Gonsalves, who is also a lawyer, said he had seen a statement from the bench by one magistrate saying that lawyers contribute to the backlog by asking for adjournments.
“…and I happen to know that and when I said so in the Parliament, a junior lawyer tried to take me on it. But I know, for a fact that lawyers ask for adjournments for all kinds of reasons — connected to their workload, connected to the fact that they might get a down payment and ain’t get any more money. And, and in the legal profession, money is money is the oxygen of the profession. Without money, lawyers tell you they can’t breathe.”
The prime minister said he was not saying that lawyers must not get their money.
“But the point is this: There is a limit to which you can have adjournment after adjournment. But it’s just not right for persons to be in custody for inordinate lengths of time awaiting trial. Simply not right.”
He said there cases where persons wait two or three years for trial and then the DPP discontinue the case or accepts a guilty plea on a lesser charge, say, manslaughter rather than murder.
“Why those things can’t be done much earlier? And the case where you are inside [prison] two, three years or more and then you’re acquitted, or the case doesn’t go on, the case is discontinued or whatever the reason, you’d have spent two, three years of your life in jail.
“It’s not fair; absolutely not fair. And I’m going to talk about this thing.”
Gonsalves noted that his government added a second criminal court in February 2020 in an attempt to reduce the backlog.
“Okay, I know COVID, slow down jury trial. But we have to make sure that we get these trials going, we have to do things in a practical manner,” he said.
The prime minister said that the DPP has written “a long document, which has been circulated to everybody as to how certain things can be improved.”
Gonsalves further said he was surprised to learn earlier this year that there are some persons who are appealing their criminal convictions could not get a transcript from the High Court because they could not afford the cost.
“As soon as it was drawn to my attention, I said, this state will pay for those transcripts. And I gave instructions to hire individuals who can do the transcription outside of the government service.
“Look, I take these things very seriously. And I’m talking about it and if I don’t provide the facilities, criticise me and I will accept the criticism in good faith as they are made, and set about to do correctives.
“But this matter, it has been brought to the attention of the chief justice. And I will draw it again to the attention of the chief justice, and I will speak about it publicly.”
The prime minister said he was not interfering in the independence of the judiciary or telling the judiciary how to do its work.
“That’s not my business. But it is my business and every citizen’s business if an accused person does not get a fair trial within a reasonable time and especially so if the person is incarcerated.”

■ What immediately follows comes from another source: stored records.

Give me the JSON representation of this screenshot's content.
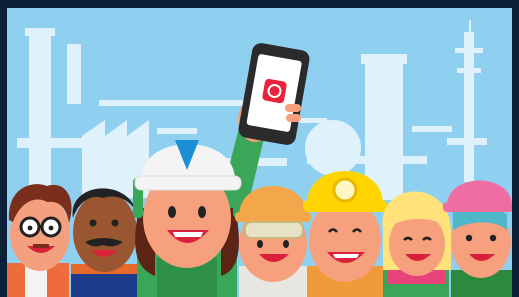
{
  "scene": {
    "subject": "cartoon-workers-illustration",
    "elements": [
      "industrial-skyline",
      "worker-glasses",
      "worker-mustache",
      "worker-raising-phone",
      "worker-orange-hard-hat",
      "worker-yellow-hard-hat-lamp",
      "worker-blonde",
      "worker-pink-cap"
    ]
  },
  "palette": {
    "frame": "#0c2138",
    "sky": "#8fd0f0",
    "silhouette": "#dff2fb",
    "skin_light": "#f7a07d",
    "skin_dark": "#9a5531",
    "green_uniform": "#3aa657",
    "helmet_white": "#f4f4f4",
    "helmet_blue": "#1a8fd6",
    "helmet_orange": "#f4a64a",
    "helmet_yellow": "#ffd400",
    "cap_pink": "#ef6ea1",
    "app_red": "#e8233b"
  },
  "phone": {
    "app_icon": "phone-app-icon"
  }
}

He said that a woman had called him from overseas, saying her son was in prison because he had no relatives in St. Vincent and the Grenadines to bail him.
“Well, surely after a little while that you can’t get somebody to sign as surety, do something else. Let him surrender his passport, his ID card to the court and let him report every day, if need be, to a police station in his district.
“You could impose bail conditions. You can put a curfew on him. We just have to do things in an innovative [manner]. It’s not for me to tell people to do their work. And I’m not doing that. I can’t do that. But it’s just not fair. It’s not right,” Gonsalves said.